POSTJUNCTIONAL MECHANISMS OF AIRWAY HYPERREACTIVITY

气道高反应性的结后机制

• 批准号: 3367338
• 负责人: William T Gerthoffer
• 金额: $ 17.35万
• 依托单位: UNIVERSITY OF NEVADA RENO
• 依托单位国家: 美国
• 财政年份: 1992
• 资助国家: 美国
• 起止时间: 1992-04-01 至 1996-03-31
• 项目状态: 已结题
• 来源: https://reporter.nih.gov/project-details/3367338
• 关键词: asthma; bacterial toxins; biomechanics; bronchoconstrictors; bronchospasm; calcium; caldesmon; cyclic nucleoside monophosphate; cytoskeletal proteins; dogs; high performance liquid chromatography; histamine; inositol phosphates; laboratory rabbit; leukotrienes; methacholine; muscle contraction; myosins; phosphatidylinositols; phosphorylation; prostaglandin F; respiratory hypersensitivity; second messengers; serotonin; smooth muscle; trachea

The airways of asthmatic humans are hyperreactive to bronchoconstricting agonists, and it is likely that nerves, mast cells, eosinophils, airway epithelia and airway smooth muscle cells all interact by means of a variety of mediators to increase bronchomotor tone. In addition to these important cell-cell interactions there is also evidence for a postjunctional component of airway hyperreactivity in which mediators interact at the level of airway smooth muscle cells. Preliminary studies demonstrate synergistic effects of low concentrations of histamine and serotonin on the muscarinic response of tracheal and bronchial smooth muscle of the dog. This suggests part of the mechanism of airway hyperreactivity involves postjunctional events of excitation-contraction coupling. To establish the significance and mechanisms of this phenomenon six spasmogenic agents will be tested for synergistic effects: methacholine, histamine, serotonin, prostaglandin F2alpha, and leukotrienes D4 and E4. The aims of the project are to: 1. Define the mechanical effects of synergistic combinations of mediators of bronchospasm. 2. Measure changes in second messengers formed in response to combinations of mediators. 3. Determine whether potentiation of Ca2+-induced contraction by mediators occurs in permeabilized tracheal smooth muscle. 4. Determine the effects of combinations of mediators on contractile protein phosphorylation. 5. Establish the significance and mechanism(s) of potentiation in third and fourth generations of bronchiolar smooth muscle. The results will define the contribution of a postjunctional component to airway hyperreactivity produced by several important mediators of bronchoconstriction. The results will also test the notion that potentiation can occur at several steps in excitation-contraction coupling and it might vary as a function of airway generation. Improved understanding of the mechanism of airway hyperreactivity may contribute to development of improved therapeutic strategies for treatment of asthma.

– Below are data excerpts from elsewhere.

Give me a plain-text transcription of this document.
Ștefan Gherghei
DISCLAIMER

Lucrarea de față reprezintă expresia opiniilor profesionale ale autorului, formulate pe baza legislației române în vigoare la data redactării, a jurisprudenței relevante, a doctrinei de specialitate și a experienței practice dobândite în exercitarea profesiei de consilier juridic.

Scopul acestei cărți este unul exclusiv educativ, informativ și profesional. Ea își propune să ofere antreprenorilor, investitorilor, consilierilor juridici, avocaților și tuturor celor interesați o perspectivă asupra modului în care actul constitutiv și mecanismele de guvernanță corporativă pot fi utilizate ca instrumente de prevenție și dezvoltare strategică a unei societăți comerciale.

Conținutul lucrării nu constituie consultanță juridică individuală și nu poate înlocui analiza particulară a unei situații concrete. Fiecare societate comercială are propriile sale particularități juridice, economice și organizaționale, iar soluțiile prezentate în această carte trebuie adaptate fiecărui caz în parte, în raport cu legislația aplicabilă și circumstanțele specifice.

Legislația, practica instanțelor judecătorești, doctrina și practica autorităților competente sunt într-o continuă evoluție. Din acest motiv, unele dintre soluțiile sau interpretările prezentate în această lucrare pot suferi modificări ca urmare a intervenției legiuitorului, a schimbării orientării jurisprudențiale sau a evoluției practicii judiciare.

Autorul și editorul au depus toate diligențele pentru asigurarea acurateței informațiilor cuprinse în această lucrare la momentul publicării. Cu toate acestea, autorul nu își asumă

哮喘患者的气道对支气管收缩反应过度 激动剂，很可能是神经，肥大细胞，嗜酸性粒细胞，气道 上皮细胞和气道平滑肌细胞都通过多种方式相互作用， 以增加支气管张力。 除了这些重要的 细胞间相互作用也有证据表明， 气道高反应性的组成部分，其中介质在气道高反应性的 气道平滑肌细胞水平。 初步研究表明， 低浓度组胺和5-羟色胺的协同作用 狗气管和支气管平滑肌的毒蕈碱反应。 这表明气道高反应性的部分机制涉及 兴奋-收缩偶联的连接后事件。 建立 这一现象的意义和机制六种痉挛剂将 测试协同作用：乙酰甲胆碱，组胺，血清素， 前列腺素F2 α和白三烯D4和E4。 该项目的目标是： 1.定义介质协同组合的机械效应 支气管痉挛 2.测量第二信使的变化，以响应组合 调解员。 3.确定是否通过介质增强Ca 2+诱导的收缩 发生在透化的气管平滑肌中。 4.确定介质组合对收缩的影响 蛋白质磷酸化 5.确定第三和第四阶段增强的意义和机制， 第四代细支气管平滑肌。 结果将定义连接后成分对 气道高反应性产生的几个重要介质 支气管收缩 研究结果也将检验这样一种观点， 在兴奋-收缩偶联中，增强可以在几个步骤中发生 并且它可以作为气道生成的函数而变化。 改进 了解气道高反应性的机制可能有助于 开发用于治疗哮喘的改进的治疗策略。